# question about a ingraved phone # on gun



## bountyhunter (Apr 28, 2004)

bought a gun at a auction, old owner ingraved his ph# under the trigger guard. I want it filled in covered with a brass plate ,some thing. any gunsmiths in the canton ohio area?


----------



## jamesbalog (Jul 6, 2011)

Contact Dennis DeVault, If he doesnt do it im sure he can point you in the right direction. 

http://devaultind.com/


----------



## Panfish_Hunter (Jan 12, 2016)

Pics what kind of gun where at exactly more info would help. May be something you can do easily


----------



## Dovans (Nov 15, 2011)

why would someone engrave their phone number?


----------



## ddcollier (Feb 13, 2011)

Dovans said:


> why would someone engrave their phone number?


theyused to tell us to engrave soc no. on things to identify, not a good idea so that prob. why the no.easier to deal with phone call than to lose bank account. i think i would call the no to see if it is stolen before trying to remove


----------



## Dovans (Nov 15, 2011)

ddcollier said:


> theyused to tell us to engrave soc no. on things to identify, not a good idea so that prob. why the no.easier to deal with phone call than to lose bank account. i think i would call the no to see if it is stolen before trying to remove


I remember now in college they told us to engrave are SS on anything that was valuable.


----------



## buckeyebowman (Feb 24, 2012)

Dovans said:


> I remember now in college they told us to engrave are SS on anything that was valuable.


And that's just how stupid "they" were! Of course, identity theft wasn't that big a problem back then. When we were cleaning out my Mom's house after her death, we came cross my Dad's old level. On the side of it were painted the words, "Stolen From Russell Lewis". That's how folks marked their belongings back in the day. 

The phone number can be filed down, filled w/metal, etc. But, my question is just how much of a bother is it?

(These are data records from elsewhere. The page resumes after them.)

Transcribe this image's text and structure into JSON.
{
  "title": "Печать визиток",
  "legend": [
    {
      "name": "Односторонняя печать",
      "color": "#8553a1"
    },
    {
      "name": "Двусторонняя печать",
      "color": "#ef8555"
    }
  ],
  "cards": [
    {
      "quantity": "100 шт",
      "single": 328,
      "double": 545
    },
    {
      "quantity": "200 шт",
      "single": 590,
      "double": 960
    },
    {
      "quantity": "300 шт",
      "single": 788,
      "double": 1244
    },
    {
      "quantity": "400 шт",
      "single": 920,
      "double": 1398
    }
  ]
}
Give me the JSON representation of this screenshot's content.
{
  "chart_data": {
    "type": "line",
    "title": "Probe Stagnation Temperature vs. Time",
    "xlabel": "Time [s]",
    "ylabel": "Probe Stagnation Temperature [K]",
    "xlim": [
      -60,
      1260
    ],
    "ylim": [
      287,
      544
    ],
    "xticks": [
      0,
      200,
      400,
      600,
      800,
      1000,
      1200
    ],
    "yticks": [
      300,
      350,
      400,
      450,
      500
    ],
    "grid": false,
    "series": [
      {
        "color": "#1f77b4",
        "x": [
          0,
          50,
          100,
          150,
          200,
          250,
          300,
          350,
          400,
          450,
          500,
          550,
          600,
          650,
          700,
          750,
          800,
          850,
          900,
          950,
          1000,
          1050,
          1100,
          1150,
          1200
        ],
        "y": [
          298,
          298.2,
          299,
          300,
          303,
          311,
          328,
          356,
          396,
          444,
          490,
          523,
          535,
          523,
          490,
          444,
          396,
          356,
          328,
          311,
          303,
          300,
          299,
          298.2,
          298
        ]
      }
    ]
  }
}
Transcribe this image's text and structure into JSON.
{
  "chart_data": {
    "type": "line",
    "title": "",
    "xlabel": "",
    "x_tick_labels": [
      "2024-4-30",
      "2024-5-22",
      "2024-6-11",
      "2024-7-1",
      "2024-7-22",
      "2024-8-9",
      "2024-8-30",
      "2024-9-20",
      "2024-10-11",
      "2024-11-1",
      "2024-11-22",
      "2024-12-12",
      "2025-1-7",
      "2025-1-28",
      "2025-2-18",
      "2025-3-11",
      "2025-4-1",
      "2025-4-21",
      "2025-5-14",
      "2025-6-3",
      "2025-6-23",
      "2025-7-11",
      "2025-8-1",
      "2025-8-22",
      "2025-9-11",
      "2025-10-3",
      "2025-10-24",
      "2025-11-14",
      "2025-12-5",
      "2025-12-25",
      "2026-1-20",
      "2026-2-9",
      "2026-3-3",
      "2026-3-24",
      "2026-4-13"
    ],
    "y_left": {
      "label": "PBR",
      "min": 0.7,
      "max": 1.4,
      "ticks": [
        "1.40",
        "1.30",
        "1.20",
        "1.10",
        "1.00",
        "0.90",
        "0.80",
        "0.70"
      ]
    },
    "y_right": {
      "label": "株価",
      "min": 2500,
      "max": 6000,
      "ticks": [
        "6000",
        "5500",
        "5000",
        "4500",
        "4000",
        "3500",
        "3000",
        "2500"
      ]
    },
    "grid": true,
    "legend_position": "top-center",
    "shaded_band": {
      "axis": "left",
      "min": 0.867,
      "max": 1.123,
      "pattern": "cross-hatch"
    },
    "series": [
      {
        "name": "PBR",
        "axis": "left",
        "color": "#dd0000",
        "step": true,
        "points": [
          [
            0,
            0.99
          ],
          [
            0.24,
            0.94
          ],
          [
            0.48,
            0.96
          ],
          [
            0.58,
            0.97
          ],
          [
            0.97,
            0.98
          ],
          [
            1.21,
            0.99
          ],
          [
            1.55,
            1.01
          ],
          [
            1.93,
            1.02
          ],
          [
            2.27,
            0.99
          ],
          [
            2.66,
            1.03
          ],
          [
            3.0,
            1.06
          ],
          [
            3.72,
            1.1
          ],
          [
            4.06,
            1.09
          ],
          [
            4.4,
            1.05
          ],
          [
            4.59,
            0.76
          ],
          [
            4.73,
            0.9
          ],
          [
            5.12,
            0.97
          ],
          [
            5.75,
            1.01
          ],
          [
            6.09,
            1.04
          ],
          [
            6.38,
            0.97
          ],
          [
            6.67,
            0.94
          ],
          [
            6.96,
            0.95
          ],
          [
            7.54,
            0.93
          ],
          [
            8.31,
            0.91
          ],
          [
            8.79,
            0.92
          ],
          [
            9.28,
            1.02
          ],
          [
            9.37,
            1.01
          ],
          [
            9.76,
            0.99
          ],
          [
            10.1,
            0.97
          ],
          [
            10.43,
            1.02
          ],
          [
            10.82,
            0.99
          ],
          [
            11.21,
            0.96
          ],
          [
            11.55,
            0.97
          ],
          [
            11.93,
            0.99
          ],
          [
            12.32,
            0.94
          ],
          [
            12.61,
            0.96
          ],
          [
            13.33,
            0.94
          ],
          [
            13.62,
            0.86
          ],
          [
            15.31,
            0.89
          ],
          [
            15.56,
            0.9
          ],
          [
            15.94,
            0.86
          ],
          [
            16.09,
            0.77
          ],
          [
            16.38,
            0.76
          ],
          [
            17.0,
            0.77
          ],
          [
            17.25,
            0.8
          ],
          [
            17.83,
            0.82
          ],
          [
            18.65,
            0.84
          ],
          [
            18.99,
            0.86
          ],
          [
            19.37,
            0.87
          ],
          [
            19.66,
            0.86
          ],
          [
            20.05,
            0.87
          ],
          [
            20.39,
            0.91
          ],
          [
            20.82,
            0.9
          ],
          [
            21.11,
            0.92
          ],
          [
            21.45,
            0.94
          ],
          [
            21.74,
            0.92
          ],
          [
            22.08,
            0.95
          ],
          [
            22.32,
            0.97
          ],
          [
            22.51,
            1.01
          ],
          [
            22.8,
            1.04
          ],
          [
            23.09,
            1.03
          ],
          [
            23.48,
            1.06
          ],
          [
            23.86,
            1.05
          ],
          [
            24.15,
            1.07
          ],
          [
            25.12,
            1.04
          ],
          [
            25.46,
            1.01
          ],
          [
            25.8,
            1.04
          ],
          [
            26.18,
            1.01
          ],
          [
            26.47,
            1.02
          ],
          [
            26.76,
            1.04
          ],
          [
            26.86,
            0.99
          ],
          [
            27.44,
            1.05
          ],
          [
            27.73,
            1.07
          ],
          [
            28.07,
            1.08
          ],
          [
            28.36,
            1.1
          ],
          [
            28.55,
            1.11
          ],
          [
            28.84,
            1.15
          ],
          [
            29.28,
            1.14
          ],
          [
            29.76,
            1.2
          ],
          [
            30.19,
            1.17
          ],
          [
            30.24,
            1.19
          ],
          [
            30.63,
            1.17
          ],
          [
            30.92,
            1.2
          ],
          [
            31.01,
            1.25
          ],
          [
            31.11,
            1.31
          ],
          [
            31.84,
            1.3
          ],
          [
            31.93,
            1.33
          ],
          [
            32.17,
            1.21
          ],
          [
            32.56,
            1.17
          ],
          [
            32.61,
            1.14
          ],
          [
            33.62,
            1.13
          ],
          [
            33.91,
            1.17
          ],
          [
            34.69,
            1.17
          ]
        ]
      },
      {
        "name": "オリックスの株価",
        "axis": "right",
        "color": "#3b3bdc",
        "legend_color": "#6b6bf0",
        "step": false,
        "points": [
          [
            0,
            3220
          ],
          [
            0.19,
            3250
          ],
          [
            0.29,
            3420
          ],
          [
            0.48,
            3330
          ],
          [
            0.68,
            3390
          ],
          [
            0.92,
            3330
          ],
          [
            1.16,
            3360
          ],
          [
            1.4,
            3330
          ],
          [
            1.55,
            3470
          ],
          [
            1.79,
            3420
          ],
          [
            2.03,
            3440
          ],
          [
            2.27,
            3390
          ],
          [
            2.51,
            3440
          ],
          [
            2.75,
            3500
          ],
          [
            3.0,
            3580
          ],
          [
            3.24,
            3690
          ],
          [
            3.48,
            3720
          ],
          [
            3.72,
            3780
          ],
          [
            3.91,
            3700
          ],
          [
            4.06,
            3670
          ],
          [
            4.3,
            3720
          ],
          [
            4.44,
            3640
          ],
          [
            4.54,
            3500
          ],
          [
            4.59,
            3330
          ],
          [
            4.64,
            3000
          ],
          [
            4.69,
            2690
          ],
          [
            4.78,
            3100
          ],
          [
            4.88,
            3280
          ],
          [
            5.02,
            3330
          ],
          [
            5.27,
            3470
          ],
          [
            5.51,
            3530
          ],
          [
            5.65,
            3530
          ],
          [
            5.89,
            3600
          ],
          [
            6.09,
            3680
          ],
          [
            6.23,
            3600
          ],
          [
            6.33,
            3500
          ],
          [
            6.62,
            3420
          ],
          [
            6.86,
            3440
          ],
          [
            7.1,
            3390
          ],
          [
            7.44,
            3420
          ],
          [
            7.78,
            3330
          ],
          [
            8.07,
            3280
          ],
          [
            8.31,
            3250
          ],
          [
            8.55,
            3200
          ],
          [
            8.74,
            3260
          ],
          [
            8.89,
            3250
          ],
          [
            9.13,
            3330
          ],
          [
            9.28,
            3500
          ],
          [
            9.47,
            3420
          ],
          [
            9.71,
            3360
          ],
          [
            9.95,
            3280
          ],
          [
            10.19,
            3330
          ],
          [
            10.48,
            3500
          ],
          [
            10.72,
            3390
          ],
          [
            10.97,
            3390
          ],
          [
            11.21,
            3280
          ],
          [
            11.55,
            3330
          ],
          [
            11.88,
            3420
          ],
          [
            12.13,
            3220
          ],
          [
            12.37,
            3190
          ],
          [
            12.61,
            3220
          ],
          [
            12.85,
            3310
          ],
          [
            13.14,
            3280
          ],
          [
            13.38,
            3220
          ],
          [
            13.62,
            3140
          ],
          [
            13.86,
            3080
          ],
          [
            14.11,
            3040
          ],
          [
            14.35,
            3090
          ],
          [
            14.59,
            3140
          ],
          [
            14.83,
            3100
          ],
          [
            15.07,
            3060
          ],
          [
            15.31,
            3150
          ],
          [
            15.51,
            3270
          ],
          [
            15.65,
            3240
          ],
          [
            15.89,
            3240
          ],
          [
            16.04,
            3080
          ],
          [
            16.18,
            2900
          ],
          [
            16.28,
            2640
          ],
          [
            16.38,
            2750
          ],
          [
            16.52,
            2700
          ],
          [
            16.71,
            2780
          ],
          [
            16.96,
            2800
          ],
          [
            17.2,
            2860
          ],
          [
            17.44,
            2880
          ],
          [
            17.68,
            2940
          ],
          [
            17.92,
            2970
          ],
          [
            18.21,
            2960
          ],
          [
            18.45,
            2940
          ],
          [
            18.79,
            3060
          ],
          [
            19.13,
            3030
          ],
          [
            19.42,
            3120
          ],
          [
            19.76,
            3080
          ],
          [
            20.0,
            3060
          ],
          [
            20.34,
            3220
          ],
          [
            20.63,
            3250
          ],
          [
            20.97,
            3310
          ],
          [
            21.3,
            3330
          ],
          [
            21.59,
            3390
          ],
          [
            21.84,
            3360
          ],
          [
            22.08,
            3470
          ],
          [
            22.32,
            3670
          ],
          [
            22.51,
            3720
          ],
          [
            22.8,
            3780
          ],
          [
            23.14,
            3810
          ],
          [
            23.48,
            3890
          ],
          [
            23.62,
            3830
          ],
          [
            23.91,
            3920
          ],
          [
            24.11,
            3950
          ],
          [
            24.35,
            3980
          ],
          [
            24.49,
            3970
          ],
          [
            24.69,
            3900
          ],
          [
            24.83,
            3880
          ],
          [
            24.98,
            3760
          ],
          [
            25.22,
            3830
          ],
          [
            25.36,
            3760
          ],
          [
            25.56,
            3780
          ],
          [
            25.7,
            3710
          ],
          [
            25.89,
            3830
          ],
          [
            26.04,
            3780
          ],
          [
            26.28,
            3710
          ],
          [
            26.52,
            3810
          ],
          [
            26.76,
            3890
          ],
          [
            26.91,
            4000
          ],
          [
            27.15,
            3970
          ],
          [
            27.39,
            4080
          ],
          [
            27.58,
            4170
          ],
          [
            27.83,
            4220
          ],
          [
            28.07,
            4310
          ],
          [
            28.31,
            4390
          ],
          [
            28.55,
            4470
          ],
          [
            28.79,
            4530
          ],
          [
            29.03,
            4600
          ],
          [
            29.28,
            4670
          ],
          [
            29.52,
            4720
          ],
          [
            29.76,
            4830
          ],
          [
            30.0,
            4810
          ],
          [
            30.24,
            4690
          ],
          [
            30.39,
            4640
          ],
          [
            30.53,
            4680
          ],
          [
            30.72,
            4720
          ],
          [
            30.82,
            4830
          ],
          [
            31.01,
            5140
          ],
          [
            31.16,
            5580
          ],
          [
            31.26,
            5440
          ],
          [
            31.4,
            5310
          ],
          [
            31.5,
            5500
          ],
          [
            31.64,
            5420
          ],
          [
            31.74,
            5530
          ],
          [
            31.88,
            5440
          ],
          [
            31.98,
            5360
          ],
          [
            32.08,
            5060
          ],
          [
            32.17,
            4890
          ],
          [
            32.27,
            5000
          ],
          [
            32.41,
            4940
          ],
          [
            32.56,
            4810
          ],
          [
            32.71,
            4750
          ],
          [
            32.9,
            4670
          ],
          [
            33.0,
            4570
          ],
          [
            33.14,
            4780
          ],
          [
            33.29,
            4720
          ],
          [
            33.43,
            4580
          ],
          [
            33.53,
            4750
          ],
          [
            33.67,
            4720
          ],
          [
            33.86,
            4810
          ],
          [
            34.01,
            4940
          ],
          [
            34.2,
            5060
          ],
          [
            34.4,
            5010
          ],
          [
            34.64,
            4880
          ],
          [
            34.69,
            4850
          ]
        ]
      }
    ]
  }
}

If you are looking to ascertain ownership I would suggest keeping a list of your guns, citing make, model, serial #, and any other identifying marks. The old owners phone # would be just one more identifying mark.


----------



## BigDub007 (Apr 1, 2010)

B% its v


----------



## Drm50 (Dec 26, 2014)

On guns that I know I am going to keep, I engrave my SS number on the inside of the frame. You have to take
gun apart to see it, doesn't detract from value, but can prove ownership.


----------



## BigDub007 (Apr 1, 2010)

BigDub007 said:


> B% its v


Sorry guys butt dial


----------